GATA-1 and erythropoietin cooperate to promote erythroid cell survival by regulating bcl-xL expression

The transcription factor GATA-1 is essential for normal erythropoiesis, By examining in vitro-differentiated embryonic stem cells, we showed previously that in the absence of GATA-1, committed erythroid precursors fail to complete maturation and instead undergo apoptosis. The mechanisms by which GATA-1 controls cell survival are unknown.
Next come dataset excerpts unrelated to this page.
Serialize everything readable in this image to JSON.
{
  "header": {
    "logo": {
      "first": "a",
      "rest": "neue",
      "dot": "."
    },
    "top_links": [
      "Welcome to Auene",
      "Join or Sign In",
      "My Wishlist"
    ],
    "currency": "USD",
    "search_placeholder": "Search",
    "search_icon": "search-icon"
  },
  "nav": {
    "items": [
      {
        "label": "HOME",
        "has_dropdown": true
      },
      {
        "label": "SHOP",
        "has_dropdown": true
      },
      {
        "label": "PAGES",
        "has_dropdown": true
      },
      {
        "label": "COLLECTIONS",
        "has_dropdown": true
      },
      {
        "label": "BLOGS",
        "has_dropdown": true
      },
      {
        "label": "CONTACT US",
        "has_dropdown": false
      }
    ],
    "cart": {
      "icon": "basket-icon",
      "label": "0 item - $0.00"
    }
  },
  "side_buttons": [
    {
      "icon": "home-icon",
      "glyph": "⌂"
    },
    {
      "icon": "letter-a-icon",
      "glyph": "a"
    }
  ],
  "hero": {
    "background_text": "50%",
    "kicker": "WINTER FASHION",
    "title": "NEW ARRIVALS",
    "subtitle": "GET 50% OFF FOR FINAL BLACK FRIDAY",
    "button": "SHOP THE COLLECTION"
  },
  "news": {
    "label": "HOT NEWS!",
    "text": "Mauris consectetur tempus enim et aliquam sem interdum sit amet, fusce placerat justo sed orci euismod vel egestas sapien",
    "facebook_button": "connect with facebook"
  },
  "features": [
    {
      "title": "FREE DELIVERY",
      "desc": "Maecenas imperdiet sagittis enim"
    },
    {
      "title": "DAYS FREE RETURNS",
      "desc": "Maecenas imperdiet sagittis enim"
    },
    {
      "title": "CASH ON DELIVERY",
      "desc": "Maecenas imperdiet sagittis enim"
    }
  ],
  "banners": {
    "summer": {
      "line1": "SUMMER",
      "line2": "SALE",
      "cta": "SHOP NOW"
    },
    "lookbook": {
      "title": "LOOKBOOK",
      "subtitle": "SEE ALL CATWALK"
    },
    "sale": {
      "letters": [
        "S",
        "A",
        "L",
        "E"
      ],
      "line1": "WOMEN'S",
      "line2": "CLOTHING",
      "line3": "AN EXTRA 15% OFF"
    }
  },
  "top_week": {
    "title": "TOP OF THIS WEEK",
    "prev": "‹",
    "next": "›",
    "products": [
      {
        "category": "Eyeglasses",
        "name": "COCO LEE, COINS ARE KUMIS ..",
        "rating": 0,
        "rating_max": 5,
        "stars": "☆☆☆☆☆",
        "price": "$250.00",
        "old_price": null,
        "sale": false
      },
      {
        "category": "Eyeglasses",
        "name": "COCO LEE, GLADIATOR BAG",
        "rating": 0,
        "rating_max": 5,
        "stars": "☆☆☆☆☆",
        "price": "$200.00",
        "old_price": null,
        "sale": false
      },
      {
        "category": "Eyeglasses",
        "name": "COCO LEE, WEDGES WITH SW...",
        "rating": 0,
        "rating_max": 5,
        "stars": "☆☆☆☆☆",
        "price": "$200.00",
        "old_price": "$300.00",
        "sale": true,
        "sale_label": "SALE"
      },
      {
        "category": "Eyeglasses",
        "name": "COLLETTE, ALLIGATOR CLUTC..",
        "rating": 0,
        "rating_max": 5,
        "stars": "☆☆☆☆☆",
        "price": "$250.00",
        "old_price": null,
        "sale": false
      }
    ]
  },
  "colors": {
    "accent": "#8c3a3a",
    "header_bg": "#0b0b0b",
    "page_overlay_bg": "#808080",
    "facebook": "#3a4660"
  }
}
Here we report that in erythroid cells, GATA-1 strongly induces the expression of the anti-apoptotic protein bcl-x(L), but not the related proteins bcl-2 and mcl-1. Consistent with a role for bcl-x(L) in mediating GATA-1-induced erythroid cell survival, in vitro-differentiated bcl-x(L)(-/-) embryonic stem cells fail to generate viable mature definitive erythroid cells, a phenotype resembling that of GATA-1 gene disruption, In addition, we show that erythropoietin, which is also required for erythroid cell survival, cooperates with GATA-1 to stimulate bcl-x(L) gene expression and to maintain erythroid cell viability during terminal maturation. Together, our data show that bcl-x(L) is essential for normal erythroid development and suggest a regulatory hierarchy in which bcl-x(L) is a critical downstream effector of GATA-1 and erythropoietin-mediated signals. (C) 1999 by The American Society of Hematology.